El coronel Fernando López-Rey ha dado un paso más en su futuro personal y profesional. Este jueves, en presencia del ministro del Interior, Fernando Grande-Marlaska, ha tomado posesión como jefe de la Comandancia de la Guardia Civil de Algeciras, en un acto en el que ha agradecido a los mandos que le han confiado esta responsabilidad y ha destacado las líneas en las que centrará su labor: reforzar la cooperación, mejorar la atención a las víctimas de violencia de género e impulsar la calidad de vida de los agentes y sus familias. "Asumo este compromiso con humildad e ilusión, y con la responsabilidad que supone servir a esta tierra y a su gente", ha afirmado.
No siempre vistió el verde de la Benemérita. Durante años quiso llevar el rojo artillero, como su padre. Sin embargo, la vida dio un giro y terminó enamorándose de ese verde, siguiendo su propio camino. La primera vez que escuchó lo que suponía ser guardia civil fue a través de un compañero de pupitre en Cádiz, mientras preparaba oposiciones. “Él me lo explicó sin grandes discursos”, ha recordado, y poco después acabaría honrando también a su padre, aunque de otra manera.
"Al principio imaginarme con el verde era casi un gesto de infidelidad familiar", ha confesado. "Elegí la Guardia Civil como primera opción, con un nudo en la garganta, porque sentía que traicionaba un destino prescrito. Con el tiempo entendí que no era así y que también honraba a mi padre tomando mi propio camino". Una decisión que, asegura, le llevó a descubrir una vocación "que agradezco cada día".
López-Rey pertenece a la 53ª promoción de la Academia General Militar y a la 44ª de la Academia de la Guardia Civil, conocida como la de los 'hooligans', "un grupo extraordinario de compañeros con quienes compartí esfuerzo e ilusiones". Su primer destino fue la GRS nº4 de Barcelona, para continuar en Guipúzcoa durante cinco años "duros, pero de los más importantes". Posteriormente, en Cádiz, desarrolló su labor durante cinco años como fiscal y policía judicial, lo que le permitió tener "una mirada amplia sobre la realidad de la provincia".
Tras esa etapa, se trasladó a Córdoba, donde permaneció ocho años, hasta que, como él mismo ha señalado, "la brújula" le trajo a Algeciras. "Fue una de las mejores decisiones de mi vida.

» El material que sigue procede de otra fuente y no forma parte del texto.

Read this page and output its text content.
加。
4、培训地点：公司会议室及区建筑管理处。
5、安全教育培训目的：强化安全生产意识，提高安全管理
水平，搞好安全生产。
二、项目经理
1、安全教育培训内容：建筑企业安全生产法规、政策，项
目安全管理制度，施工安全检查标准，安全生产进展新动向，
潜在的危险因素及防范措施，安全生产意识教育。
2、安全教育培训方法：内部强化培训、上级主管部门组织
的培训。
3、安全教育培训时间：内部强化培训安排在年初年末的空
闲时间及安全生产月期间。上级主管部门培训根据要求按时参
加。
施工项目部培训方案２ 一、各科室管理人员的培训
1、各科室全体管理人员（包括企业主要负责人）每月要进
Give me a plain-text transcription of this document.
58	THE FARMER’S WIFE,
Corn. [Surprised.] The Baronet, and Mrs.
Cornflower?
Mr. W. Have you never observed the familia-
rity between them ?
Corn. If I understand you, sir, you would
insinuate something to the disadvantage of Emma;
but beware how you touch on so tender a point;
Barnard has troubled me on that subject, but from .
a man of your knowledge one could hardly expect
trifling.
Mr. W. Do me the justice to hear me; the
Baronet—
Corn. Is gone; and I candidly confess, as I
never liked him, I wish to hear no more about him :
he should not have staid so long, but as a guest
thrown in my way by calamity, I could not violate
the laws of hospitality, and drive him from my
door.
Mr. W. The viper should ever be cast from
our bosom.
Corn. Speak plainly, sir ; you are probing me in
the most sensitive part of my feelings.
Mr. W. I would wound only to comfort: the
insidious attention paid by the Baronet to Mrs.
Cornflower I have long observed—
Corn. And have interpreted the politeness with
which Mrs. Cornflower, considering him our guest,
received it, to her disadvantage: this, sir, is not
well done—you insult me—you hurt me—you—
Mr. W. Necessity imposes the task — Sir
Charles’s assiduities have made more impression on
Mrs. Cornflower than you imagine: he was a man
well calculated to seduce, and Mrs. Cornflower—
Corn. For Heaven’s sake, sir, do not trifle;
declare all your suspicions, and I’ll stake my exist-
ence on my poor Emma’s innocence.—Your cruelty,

Aquí la Guardia Civil late con fuerza", ha destacado.
El nuevo jefe de la Comandancia ha confesado sentirse orgulloso de pertenecer a este equipo, subrayando la lealtad y el compañerismo de sus integrantes. "Sois mi apoyo, mi confianza y mi tranquilidad", ha dicho, agradeciendo también el respaldo de su familia.
Durante su intervención, ha citado a Séneca: "No hay viento favorable para el que no sabe adónde va", en alusión a la necesidad de marcar un rumbo claro. En este sentido, ha definido las líneas que guiarán su mandato. Entre ellas, reforzar la cooperación institucional, entendiendo la seguridad como una responsabilidad compartida que "nace de muchos ámbitos" y se fortalece "cuando caminamos juntos".
En materia de seguridad, ha señalado que el objetivo es que la ciudadanía se sienta protegida, poniendo el foco en los colectivos más vulnerables, especialmente en las víctimas de violencia de género. "Mejorar la percepción de seguridad exige equilibrio entre prevención, atención al ciudadano e investigación", ha apuntado.
Por último, ha puesto el acento en el cuidado del equipo: "La excelencia operativa comienza con la excelencia humana". En esta línea, ha apostado por la formación continua, la prevención de riesgos y la detección temprana del desgaste, destacando el ejemplo como herramienta de liderazgo.
Para cerrar su discurso, López-Rey ha querido dejar un mensaje colectivo: "Este mando es un nosotros". "Vamos a honrar la mejor tradición de la Guardia Civil: servir sin desfallecer, con honor y humanidad".